At an event in New York, Amazon VP Peter Larsen unveiled the new set-top box that can stream movies, television shows and other video from the Web, and will include voice-enabled searches when you speak into the remote. The device could also serve as a gaming console as well.
“We wanted to build a streaming media device that allowed customers to play a variety of games at affordable prices," a company spokesperson said during the event. "By next month, thousands of games will be available for customers to play. Customers can use the fireTV remote, and they can also use an app for phones or tablets as a controller.
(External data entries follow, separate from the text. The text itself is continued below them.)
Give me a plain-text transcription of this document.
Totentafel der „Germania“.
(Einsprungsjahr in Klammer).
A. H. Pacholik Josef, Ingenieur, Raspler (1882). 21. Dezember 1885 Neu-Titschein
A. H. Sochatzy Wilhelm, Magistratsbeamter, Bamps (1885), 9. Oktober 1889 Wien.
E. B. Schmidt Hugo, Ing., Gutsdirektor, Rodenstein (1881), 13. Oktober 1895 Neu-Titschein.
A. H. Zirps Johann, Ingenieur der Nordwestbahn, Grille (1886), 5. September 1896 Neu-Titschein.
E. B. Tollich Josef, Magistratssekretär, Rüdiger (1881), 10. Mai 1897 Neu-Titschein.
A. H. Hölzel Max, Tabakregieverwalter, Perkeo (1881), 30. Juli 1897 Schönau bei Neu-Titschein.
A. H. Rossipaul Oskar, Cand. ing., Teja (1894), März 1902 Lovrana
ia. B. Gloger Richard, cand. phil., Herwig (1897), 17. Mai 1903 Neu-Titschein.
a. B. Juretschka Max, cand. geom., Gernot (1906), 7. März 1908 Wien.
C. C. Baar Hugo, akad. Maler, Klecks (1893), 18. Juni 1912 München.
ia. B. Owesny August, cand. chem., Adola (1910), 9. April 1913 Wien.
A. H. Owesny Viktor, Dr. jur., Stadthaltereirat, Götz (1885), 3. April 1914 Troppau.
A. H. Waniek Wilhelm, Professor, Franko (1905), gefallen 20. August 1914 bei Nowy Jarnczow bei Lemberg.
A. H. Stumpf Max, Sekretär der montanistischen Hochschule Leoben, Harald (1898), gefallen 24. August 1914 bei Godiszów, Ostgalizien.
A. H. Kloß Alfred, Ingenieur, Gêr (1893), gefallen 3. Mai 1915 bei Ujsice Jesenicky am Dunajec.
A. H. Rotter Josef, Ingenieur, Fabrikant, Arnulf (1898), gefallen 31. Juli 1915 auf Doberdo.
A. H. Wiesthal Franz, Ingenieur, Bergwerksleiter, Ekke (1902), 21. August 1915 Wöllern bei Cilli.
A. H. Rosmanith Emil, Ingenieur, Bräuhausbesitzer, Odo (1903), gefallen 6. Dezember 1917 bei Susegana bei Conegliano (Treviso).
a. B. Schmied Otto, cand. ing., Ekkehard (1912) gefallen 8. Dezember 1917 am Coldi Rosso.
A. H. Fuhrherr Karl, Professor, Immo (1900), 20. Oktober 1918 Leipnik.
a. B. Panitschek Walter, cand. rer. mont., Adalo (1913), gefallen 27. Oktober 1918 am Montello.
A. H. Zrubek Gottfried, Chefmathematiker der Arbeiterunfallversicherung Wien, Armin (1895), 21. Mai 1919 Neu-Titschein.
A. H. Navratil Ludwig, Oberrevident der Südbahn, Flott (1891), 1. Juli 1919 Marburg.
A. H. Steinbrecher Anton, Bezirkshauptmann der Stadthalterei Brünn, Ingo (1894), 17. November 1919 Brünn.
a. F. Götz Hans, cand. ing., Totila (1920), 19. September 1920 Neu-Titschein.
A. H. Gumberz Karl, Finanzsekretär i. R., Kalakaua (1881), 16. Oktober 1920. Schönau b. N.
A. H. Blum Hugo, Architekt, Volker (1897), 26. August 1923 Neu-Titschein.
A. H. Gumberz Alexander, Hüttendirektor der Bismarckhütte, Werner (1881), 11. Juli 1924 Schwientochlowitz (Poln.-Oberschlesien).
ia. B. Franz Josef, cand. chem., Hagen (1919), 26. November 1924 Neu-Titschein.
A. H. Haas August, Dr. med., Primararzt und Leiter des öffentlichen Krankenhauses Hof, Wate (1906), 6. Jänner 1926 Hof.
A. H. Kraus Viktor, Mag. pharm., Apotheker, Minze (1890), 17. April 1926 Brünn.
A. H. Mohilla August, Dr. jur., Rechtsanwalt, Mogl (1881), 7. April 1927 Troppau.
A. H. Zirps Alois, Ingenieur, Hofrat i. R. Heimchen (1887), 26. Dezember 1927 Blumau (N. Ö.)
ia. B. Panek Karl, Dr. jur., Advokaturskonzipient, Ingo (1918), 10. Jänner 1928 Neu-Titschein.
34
There is also a dedicated game controller available as an accessory."
Larsen said their competitors' devices had three major problems: difficulty searching for content, slow performance and unreliable, closed ecosystems -- Amazon Prime is not available on Apple TV.
The device will give users access to Amazon's online video library and also include a range of content from Hulu, Netflix and ESPN. The Fire TV will cost $99 and start shipping Wednesday.
The set-top box will come with a remote and has a quad-core processor, 2 GB of RAM and a graphics processing unit for gaming. According to Amazon, Fire TV is three times faster than the $99 Apple TV.
The Roku 3 set-top box sells for about the same price as Amazon Fire TV and Apple TV at $99.99. Roku last month began shipping the $49.99 Streaming Stick to compete with the more affordable Google Chromecast, which uses a dongle to stream content to users' televisions.
The online retailer has been making a strong push into the living rooms of customers, with its Prime Instant Video service. The service that comes with Amazon's two-day shipping Prime service, streams videos and past seasons of popular shows, apart from some Amazon-created content.
The announcement also signals Amazon Founder Jeff Bezos' intentions of moving the Internet retailer into the entertainment and hardware industry. Amazon is involved in the manufacturing of tablet computers, e-readers and delivery drones.